With no provisional school to attend, the children are kept all day at the burn by parents still too stunned to let them out of their sight. The women hold the children back, upwind from the fire, but still the big boys, enthralled and skittish, dart away from their mothers to throw things at the flames. They know no precedent for this type of conflagration. Not the leaf burns that smolder each fall in their fathers' driveways, nor any bonfire they've ever seen before, not even the fires the storm birthed. They watch the adults to work out what to think, but are too young to make out anything from the stony faces around them. The children tug at the unfamiliar, ill-fitting clothes their mothers pulled hastily out of the piles at the relief center. They wriggle where they stand to test the women's hold on them, ready to dart out if they see anything small they can throw at the fire.

After a while, the children begin to see the truth of the men's movements, begin to see the hatred in their stooping, turning, and throwing. They decide that what the men hate is the fire and that hatred, not determination, is fueling their movements. When they understand this much, they also understand that it is hatred that makes the women grip their shoulders so and stare ahead, silent. This pacifies the children, because they think that this is all there is to hate, and that they can do as much and hate the fire, too. They cannot fathom that the men and women hate not the fire but the storm that necessitated it; the women, because the storm has taken their past from them and the men, because it has obliged them to begin again with nothing.

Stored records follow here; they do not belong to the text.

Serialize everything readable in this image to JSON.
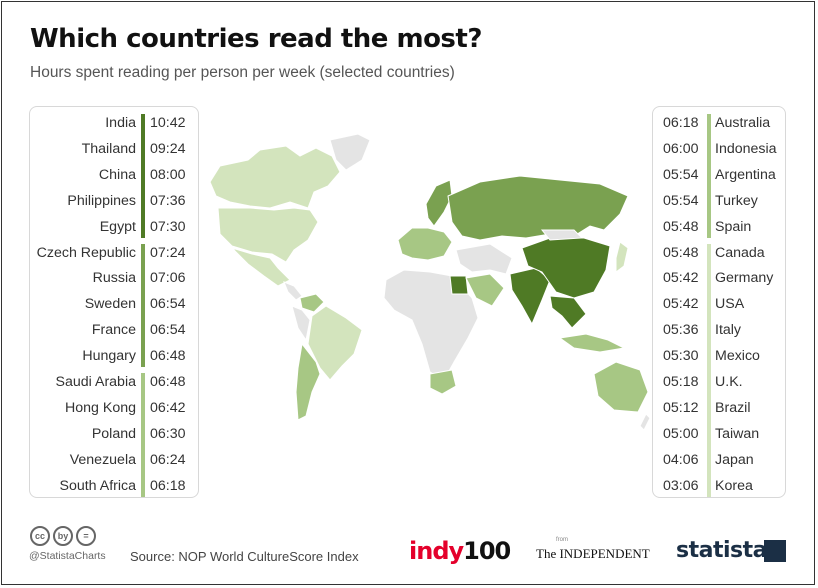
{
  "title": "Which countries read the most?",
  "subtitle": "Hours spent reading per person per week (selected countries)",
  "colors": {
    "tier1": "#4f7a25",
    "tier2": "#7aa150",
    "tier3": "#a7c784",
    "tier4": "#d3e4bd",
    "nodata": "#e4e4e4",
    "text": "#333333"
  },
  "chart_data": {
    "type": "table",
    "title": "Which countries read the most?",
    "subtitle": "Hours spent reading per person per week (selected countries)",
    "unit": "hh:mm",
    "rows": [
      {
        "country": "India",
        "time": "10:42",
        "tier": 1
      },
      {
        "country": "Thailand",
        "time": "09:24",
        "tier": 1
      },
      {
        "country": "China",
        "time": "08:00",
        "tier": 1
      },
      {
        "country": "Philippines",
        "time": "07:36",
        "tier": 1
      },
      {
        "country": "Egypt",
        "time": "07:30",
        "tier": 1
      },
      {
        "country": "Czech Republic",
        "time": "07:24",
        "tier": 2
      },
      {
        "country": "Russia",
        "time": "07:06",
        "tier": 2
      },
      {
        "country": "Sweden",
        "time": "06:54",
        "tier": 2
      },
      {
        "country": "France",
        "time": "06:54",
        "tier": 2
      },
      {
        "country": "Hungary",
        "time": "06:48",
        "tier": 2
      },
      {
        "country": "Saudi Arabia",
        "time": "06:48",
        "tier": 3
      },
      {
        "country": "Hong Kong",
        "time": "06:42",
        "tier": 3
      },
      {
        "country": "Poland",
        "time": "06:30",
        "tier": 3
      },
      {
        "country": "Venezuela",
        "time": "06:24",
        "tier": 3
      },
      {
        "country": "South Africa",
        "time": "06:18",
        "tier": 3
      },
      {
        "country": "Australia",
        "time": "06:18",
        "tier": 3
      },
      {
        "country": "Indonesia",
        "time": "06:00",
        "tier": 3
      },
      {
        "country": "Argentina",
        "time": "05:54",
        "tier": 3
      },
      {
        "country": "Turkey",
        "time": "05:54",
        "tier": 3
      },
      {
        "country": "Spain",
        "time": "05:48",
        "tier": 3
      },
      {
        "country": "Canada",
        "time": "05:48",
        "tier": 4
      },
      {
        "country": "Germany",
        "time": "05:42",
        "tier": 4
      },
      {
        "country": "USA",
        "time": "05:42",
        "tier": 4
      },
      {
        "country": "Italy",
        "time": "05:36",
        "tier": 4
      },
      {
        "country": "Mexico",
        "time": "05:30",
        "tier": 4
      },
      {
        "country": "U.K.",
        "time": "05:18",
        "tier": 4
      },
      {
        "country": "Brazil",
        "time": "05:12",
        "tier": 4
      },
      {
        "country": "Taiwan",
        "time": "05:00",
        "tier": 4
      },
      {
        "country": "Japan",
        "time": "04:06",
        "tier": 4
      },
      {
        "country": "Korea",
        "time": "03:06",
        "tier": 4
      }
    ]
  },
  "map": {
    "regions": [
      {
        "name": "Canada",
        "tier": 4
      },
      {
        "name": "Greenland",
        "tier": 0
      },
      {
        "name": "USA",
        "tier": 4
      },
      {
        "name": "Mexico",
        "tier": 4
      },
      {
        "name": "Central America",
        "tier": 0
      },
      {
        "name": "Venezuela",
        "tier": 3
      },
      {
        "name": "Brazil",
        "tier": 4
      },
      {
        "name": "Argentina",
        "tier": 3
      },
      {
        "name": "South America (other)",
        "tier": 0
      },
      {
        "name": "Scandinavia",
        "tier": 2
      },
      {
        "name": "Western Europe",
        "tier": 3
      },
      {
        "name": "Russia",
        "tier": 2
      },
      {
        "name": "Africa",
        "tier": 0
      },
      {
        "name": "Egypt",
        "tier": 1
      },
      {
        "name": "South Africa",
        "tier": 3
      },
      {
        "name": "Middle East",
        "tier": 0
      },
      {
        "name": "Saudi Arabia",
        "tier": 3
      },
      {
        "name": "India",
        "tier": 1
      },
      {
        "name": "China",
        "tier": 1
      },
      {
        "name": "Mongolia",
        "tier": 0
      },
      {
        "name": "Southeast Asia",
        "tier": 1
      },
      {
        "name": "Indonesia",
        "tier": 3
      },
      {
        "name": "Japan",
        "tier": 4
      },
      {
        "name": "Australia",
        "tier": 3
      },
      {
        "name": "New Zealand",
        "tier": 0
      }
    ]
  },
  "footer": {
    "license_icons": [
      "cc",
      "by",
      "="
    ],
    "handle": "@StatistaCharts",
    "source": "Source: NOP World CultureScore Index",
    "logo_indy_a": "indy",
    "logo_indy_b": "100",
    "logo_independent": "The INDEPENDENT",
    "logo_from": "from",
    "logo_statista": "statista"
  }
}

What the children cannot fathom, they don't contemplate for long. Like things that should have made people glad but didn't; when folks from towns and farms as much as fifty miles away drove into Marah in the first days after the storm, laps piled up high with clothing and blankets and baskets of food to leave behind, and grown men and women had to stop and wipe their eyes.

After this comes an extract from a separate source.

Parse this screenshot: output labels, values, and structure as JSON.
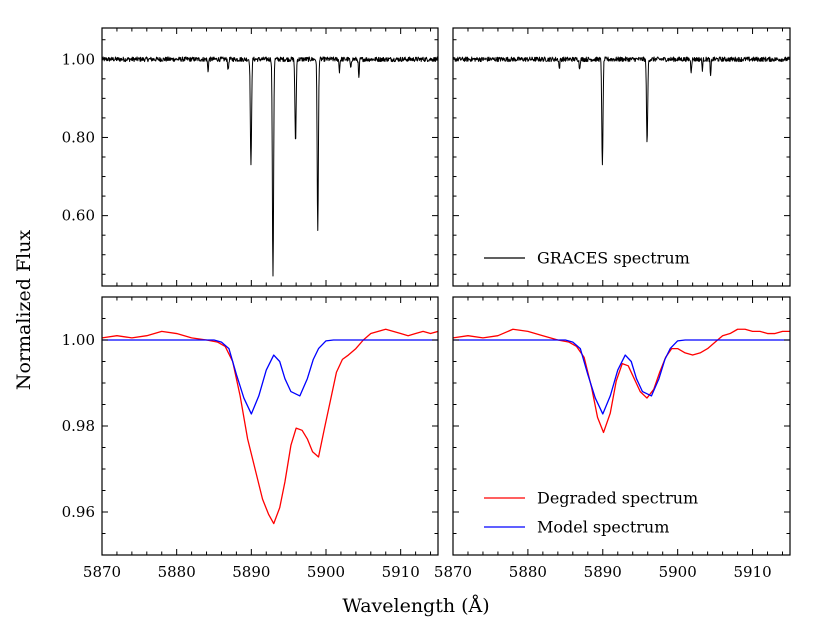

When the women sense the hatred in the children's wiry bodies, they loosen their hold a little and then a little more until the children pull away, drawn inexorably toward the fire. They pick up sticks and rocks to hurl at it and the big boys cautiously approach the men, wary at first of being warned off, but then daring to pick up pieces of junk to fling. One of the big boys yells, “Hah!” when the scrap of wood he tosses sends up sparks and then the other boys start yelling, too, throwing whatever they can lift, mocking the fire as much as feeding it. The girls dare not venture away from the women, but they smile furtively with their eyes, gratified and admiring, at the boys' daring. The boys dance and stomp and whoop and yell, their voices joining and rising with the sparks and smoke until one man finally bellows, “That's enough!” and chops the air with an angry hand.